A number of Keystone users have come to me to help with setting up their Sustainability Model in the system, and I’ve evolved, I believe, a pretty good standard approach to this challenge. On the non-standard side, as I mentioned last time, one customer commissioned me to write a model outside of Keystone, because their needs were not met by the functionality provided within the system. I developed this using my Excel VBA skills – I still enjoy reverting to my days as a software developer on occasion!

And my Excel VBA experience has been massively extended over the past few months as a result of some work I’ve been carrying out with another long-standing Keystone user. In common with the customer who needed more than was possible using Keystone’s standard functionality for Sustainability, this customer needed something over and above to assist with their capital planning. They’d reviewed all of the standard functions, such as What-If Scenarios, Planned Works, and Planned Works Dataset, but none of these quite met the need. Even the new Forecast Smoothing function in v7.10 didn’t give them what they needed, and this has led to probably the most interesting piece of work I’ve done to date under the banner of Hewes Consulting.
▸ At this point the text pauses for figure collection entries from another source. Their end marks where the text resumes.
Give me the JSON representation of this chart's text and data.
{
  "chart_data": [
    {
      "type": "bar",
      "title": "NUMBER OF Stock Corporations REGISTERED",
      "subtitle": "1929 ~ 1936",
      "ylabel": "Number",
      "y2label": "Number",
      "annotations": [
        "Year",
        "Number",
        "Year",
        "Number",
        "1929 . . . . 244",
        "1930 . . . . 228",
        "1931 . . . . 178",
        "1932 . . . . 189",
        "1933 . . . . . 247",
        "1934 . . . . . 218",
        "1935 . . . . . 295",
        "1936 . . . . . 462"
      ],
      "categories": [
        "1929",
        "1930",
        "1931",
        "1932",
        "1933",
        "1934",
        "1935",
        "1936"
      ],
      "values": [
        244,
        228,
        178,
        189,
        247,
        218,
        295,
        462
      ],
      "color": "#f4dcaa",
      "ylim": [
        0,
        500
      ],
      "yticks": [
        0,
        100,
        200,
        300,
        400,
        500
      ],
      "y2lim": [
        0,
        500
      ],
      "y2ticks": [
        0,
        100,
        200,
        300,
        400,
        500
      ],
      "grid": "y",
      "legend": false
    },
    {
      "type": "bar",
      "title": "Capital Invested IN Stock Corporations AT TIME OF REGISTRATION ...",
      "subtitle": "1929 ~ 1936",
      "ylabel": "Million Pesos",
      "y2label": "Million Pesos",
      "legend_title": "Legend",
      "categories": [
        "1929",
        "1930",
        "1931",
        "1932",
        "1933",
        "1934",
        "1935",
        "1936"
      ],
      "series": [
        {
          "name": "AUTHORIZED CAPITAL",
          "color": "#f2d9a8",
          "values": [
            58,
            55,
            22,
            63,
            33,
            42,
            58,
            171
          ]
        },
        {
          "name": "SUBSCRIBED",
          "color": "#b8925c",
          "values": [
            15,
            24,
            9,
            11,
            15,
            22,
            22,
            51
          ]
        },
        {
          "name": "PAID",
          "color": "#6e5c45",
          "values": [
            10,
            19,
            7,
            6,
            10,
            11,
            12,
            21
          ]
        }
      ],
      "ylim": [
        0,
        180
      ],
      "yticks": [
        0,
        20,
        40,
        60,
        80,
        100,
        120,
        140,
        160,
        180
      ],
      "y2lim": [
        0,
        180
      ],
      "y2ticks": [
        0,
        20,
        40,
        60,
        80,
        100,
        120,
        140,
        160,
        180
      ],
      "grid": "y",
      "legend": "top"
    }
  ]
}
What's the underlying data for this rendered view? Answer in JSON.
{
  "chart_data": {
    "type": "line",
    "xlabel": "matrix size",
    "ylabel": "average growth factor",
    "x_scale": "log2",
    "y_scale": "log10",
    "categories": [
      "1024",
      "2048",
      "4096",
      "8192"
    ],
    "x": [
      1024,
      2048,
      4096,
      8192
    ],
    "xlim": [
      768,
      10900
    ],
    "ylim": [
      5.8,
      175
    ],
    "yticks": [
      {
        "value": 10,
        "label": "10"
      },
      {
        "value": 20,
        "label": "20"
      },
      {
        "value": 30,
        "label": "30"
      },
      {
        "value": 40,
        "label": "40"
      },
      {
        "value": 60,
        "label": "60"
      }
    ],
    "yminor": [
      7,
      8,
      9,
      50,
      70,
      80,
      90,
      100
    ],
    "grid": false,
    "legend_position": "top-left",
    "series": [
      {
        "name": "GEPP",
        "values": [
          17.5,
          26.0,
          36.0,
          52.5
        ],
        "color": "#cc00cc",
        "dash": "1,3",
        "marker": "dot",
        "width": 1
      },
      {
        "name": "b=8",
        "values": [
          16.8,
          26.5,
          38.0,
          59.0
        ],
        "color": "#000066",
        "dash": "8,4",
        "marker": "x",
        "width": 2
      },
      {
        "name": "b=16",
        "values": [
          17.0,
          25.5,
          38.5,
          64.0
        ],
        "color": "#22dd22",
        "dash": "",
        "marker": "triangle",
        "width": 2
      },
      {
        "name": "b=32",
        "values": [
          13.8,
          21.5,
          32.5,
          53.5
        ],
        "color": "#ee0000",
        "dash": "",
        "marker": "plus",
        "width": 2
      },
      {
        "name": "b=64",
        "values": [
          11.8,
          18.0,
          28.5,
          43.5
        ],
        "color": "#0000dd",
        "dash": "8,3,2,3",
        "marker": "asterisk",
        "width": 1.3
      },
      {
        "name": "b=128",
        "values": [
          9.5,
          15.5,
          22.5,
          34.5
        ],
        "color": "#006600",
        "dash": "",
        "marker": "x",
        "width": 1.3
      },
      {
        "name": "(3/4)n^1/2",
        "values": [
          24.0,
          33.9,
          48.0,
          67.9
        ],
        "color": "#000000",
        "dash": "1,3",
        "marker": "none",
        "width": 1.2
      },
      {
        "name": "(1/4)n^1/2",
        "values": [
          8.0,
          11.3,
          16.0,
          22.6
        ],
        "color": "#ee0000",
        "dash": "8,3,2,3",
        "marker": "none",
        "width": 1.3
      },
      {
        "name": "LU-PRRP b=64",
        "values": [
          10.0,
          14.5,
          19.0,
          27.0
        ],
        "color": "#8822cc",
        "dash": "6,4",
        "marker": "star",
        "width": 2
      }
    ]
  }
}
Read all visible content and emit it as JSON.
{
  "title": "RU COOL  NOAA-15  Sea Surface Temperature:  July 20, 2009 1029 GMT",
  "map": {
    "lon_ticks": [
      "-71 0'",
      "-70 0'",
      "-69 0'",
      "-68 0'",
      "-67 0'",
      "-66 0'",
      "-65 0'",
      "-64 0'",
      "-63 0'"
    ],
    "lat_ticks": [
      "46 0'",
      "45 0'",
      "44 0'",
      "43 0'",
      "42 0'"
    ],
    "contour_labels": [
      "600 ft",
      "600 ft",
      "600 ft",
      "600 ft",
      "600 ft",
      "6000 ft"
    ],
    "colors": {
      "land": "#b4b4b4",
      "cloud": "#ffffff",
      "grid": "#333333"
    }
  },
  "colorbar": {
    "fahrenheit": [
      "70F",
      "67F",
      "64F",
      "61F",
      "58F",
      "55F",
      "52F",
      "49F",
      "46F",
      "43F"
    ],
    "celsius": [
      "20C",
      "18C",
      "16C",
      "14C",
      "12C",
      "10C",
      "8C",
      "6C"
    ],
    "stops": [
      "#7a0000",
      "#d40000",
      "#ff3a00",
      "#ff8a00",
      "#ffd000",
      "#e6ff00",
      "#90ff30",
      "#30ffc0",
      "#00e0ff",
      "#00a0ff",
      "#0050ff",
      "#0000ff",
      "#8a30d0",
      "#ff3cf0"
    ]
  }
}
Essentially, the client had already carried out some substantial Excel-based developed of their planning tool, allowing changes to proposed planned works to be immediately viewed graphically against budgets, with the final view being easily passed into a KGI for updating the programme. What was beyond even the most complex formulas in Excel (both from a complexity and performance perspective) was to achieve the level of Mode averaging, and linkage of related work items that they were looking for. So, I dived in, with some more VBA programming to achieve these aims – and the result is, I think, quite ground-breaking. This last aspect – the grouping of related works (e.g. if you’re setting the dates for the Roof Covering works, you want the system to automatically move other Roof-related works accordingly, taking into account the respective lifecycles) is something that has come up in discussion with Asset Managers a number times over the years, but this is the first time I believe anything has actually been implemented around Keystone.

As I mentioned in my last blog, this is the kind of work I really enjoy – working closely with a customer, combining our respective business and technical skills, to produce something that really solves a complex problem. It would be interesting to discuss this tool with other Keystone customers, to see whether it might be useful for a wider audience, so please do contact me if you’d like more details.

Well, I think I’ve kept you from your festivities for long enough! Thanks for reading right through to the end!